Thank Heavens for the Nationwide Series

Joey "Sliced Bread" Logano struggled in his Sprint Cup Series debut in 2008, finishing 32nd, 39th, and 40th in three starts. He has struggled equally in 2009, with an average finish of 30.7 and finishes of 30th-or-worse in five of seven races. Let the puns begin.

Fortunately for Bread, the stars aligned to give him the Nationwide Series. Or, rather, the economy cratered and NASCAR postponed its decision to make the Car of Tomorrow the car of choice for the Nationwide Series.

Can Logano drive? Clearly, the answer is yes. He outduelled Kyle Busch on Saturday to win his second career Nationwide race. But it’s equally clear that he is having a fairly disastrous introduction to Sprint Cup racing.

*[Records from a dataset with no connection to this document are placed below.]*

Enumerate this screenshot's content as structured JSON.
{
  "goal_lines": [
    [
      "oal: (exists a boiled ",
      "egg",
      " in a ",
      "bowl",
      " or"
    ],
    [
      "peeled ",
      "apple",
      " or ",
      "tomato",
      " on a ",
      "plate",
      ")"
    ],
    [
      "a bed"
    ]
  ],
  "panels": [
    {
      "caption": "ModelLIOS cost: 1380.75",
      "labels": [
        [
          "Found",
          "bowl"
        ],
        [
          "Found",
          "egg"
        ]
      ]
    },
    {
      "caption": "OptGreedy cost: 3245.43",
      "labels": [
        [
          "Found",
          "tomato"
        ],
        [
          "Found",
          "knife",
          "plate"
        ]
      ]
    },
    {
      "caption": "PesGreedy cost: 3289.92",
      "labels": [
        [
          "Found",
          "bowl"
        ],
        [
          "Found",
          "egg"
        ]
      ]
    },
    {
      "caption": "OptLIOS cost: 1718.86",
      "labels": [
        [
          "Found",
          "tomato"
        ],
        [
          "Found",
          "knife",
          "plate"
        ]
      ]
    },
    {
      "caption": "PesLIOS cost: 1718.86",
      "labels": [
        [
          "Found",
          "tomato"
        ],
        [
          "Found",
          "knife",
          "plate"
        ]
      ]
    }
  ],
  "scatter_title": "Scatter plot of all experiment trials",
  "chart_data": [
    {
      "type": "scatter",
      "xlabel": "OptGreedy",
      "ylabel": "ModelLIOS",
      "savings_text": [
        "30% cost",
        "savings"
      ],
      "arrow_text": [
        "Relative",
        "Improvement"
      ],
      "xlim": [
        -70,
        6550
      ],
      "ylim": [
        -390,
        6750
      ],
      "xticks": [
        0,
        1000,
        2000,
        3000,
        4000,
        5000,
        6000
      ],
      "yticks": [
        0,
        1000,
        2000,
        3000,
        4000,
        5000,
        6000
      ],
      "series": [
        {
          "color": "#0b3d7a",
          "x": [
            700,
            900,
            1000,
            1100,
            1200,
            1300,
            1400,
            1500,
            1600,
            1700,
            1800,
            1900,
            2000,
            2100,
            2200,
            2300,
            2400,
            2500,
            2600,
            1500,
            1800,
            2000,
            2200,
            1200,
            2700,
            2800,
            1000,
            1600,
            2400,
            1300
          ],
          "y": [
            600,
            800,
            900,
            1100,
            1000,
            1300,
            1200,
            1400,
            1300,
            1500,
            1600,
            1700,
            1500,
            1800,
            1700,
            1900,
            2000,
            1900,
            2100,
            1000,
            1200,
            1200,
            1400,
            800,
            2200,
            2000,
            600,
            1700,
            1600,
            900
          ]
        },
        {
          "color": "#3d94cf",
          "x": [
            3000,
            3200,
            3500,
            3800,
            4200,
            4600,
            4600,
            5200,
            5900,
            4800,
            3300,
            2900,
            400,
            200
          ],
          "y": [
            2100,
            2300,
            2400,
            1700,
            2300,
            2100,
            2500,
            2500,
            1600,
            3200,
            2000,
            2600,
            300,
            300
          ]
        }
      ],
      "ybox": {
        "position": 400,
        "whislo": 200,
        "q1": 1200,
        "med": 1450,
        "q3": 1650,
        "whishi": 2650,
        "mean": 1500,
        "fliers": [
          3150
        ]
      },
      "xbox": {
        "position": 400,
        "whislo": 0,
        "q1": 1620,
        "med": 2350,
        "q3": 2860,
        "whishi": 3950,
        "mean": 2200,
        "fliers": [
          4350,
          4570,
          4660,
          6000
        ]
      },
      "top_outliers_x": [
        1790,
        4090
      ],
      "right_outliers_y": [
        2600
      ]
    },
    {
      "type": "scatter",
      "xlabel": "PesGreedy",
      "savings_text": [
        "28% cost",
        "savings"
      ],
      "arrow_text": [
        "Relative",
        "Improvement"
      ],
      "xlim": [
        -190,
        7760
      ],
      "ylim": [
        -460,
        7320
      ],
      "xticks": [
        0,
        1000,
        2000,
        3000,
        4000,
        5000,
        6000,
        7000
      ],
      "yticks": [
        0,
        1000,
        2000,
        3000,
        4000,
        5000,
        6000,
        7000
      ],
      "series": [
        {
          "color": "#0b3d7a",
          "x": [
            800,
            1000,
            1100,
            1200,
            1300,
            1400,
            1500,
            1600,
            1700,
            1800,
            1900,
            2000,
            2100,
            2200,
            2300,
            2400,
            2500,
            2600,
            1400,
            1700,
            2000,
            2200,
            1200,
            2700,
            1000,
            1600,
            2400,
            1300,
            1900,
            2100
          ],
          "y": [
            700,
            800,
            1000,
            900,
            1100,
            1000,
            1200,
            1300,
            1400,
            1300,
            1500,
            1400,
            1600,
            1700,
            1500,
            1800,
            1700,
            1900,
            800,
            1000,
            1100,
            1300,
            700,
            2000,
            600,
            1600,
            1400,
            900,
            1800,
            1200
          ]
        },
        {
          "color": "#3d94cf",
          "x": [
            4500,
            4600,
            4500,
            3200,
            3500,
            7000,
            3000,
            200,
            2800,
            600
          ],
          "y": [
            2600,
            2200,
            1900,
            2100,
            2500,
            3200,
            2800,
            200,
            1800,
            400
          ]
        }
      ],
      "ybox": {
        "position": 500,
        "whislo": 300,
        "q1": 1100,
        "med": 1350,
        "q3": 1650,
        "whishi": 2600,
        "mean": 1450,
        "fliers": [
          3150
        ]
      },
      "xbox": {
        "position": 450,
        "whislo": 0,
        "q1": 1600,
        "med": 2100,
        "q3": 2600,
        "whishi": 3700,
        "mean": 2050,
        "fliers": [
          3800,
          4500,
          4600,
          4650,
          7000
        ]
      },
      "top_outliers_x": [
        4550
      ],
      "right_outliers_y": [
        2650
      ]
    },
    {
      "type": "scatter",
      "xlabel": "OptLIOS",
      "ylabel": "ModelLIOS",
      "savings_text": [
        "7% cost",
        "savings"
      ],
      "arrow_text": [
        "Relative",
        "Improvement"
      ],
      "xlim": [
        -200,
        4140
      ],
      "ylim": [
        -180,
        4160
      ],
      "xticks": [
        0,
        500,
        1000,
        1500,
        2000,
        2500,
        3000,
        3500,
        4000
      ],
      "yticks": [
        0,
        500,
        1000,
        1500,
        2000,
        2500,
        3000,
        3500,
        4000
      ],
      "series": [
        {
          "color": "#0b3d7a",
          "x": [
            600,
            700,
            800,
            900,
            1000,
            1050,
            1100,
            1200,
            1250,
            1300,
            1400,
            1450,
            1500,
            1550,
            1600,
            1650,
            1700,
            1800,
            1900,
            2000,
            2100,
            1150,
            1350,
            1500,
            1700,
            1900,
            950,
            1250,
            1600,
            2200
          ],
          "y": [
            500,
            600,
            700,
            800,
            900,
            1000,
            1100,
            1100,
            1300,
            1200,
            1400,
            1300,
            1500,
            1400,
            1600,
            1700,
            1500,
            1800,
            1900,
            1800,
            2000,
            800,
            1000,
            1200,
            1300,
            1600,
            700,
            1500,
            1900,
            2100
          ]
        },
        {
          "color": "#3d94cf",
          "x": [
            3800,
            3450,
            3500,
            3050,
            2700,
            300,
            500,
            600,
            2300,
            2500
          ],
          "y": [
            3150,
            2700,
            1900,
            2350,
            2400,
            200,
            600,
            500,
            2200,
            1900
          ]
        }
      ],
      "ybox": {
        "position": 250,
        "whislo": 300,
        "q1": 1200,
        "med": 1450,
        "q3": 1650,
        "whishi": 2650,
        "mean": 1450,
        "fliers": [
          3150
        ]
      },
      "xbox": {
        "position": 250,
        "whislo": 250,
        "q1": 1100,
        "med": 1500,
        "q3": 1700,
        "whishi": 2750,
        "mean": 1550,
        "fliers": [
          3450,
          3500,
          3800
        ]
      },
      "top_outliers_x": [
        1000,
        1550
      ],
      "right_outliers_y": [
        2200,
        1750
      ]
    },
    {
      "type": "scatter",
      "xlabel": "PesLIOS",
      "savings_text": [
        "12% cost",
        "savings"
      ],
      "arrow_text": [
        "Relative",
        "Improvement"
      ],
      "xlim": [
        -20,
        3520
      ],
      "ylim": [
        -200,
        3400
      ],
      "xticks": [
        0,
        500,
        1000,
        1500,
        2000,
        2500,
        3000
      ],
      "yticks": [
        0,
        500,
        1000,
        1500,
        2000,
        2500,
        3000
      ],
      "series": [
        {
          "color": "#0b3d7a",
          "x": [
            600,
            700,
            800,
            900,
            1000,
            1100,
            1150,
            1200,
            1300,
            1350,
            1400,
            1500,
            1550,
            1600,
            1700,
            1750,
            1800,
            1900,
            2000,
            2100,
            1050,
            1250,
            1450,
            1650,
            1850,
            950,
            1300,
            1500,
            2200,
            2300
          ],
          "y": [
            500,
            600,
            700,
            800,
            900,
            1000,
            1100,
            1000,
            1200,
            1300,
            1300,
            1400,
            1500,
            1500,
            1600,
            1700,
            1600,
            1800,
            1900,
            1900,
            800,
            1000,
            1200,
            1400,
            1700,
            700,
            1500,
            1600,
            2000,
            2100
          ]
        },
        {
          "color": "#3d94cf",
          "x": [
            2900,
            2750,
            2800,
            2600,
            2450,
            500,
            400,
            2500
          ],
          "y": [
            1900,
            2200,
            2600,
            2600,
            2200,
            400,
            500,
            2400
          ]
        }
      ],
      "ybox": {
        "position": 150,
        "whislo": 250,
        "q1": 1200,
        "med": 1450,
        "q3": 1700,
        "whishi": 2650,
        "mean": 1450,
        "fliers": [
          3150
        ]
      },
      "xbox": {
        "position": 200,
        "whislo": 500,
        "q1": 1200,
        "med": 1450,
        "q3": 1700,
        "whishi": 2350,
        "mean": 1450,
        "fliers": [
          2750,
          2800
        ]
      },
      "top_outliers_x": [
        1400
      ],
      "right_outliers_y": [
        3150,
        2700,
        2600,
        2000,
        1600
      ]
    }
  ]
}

Logano’s career arc was unexpectedly accelerated by Tony Stewart’s decision to leave Joe Gibbs Racing; his "inevitable" rise to the top was further clouded by NASCAR’s decision to ban testing in 2009, depriving the 18-year-old of valuable seat time in the tricky Car of Tomorrow. And he’s hardly the first driver to struggle with the CoT (paging Jeff Gordon, come in, Mr., Gordon).

Still and all, throughout, JGR has repeatedly asserted that Logano would be given the necessary time to acclimate to Sprint Cup in general and the balky CoT. Justifiable or not, Logano’s underperformance has given life to rumors that Gibbs might be looking to replace him in the No. 20 (denied, of course). 

But while Nationwide wins are gratifying, provide a boost of confidence for him, and evidence to team and sponsors that the high-stakes gamble to give him Stewart’s seat will eventually pay off, Sliced Bread needs to step up his game before too long … or he becomes Burnt Toast.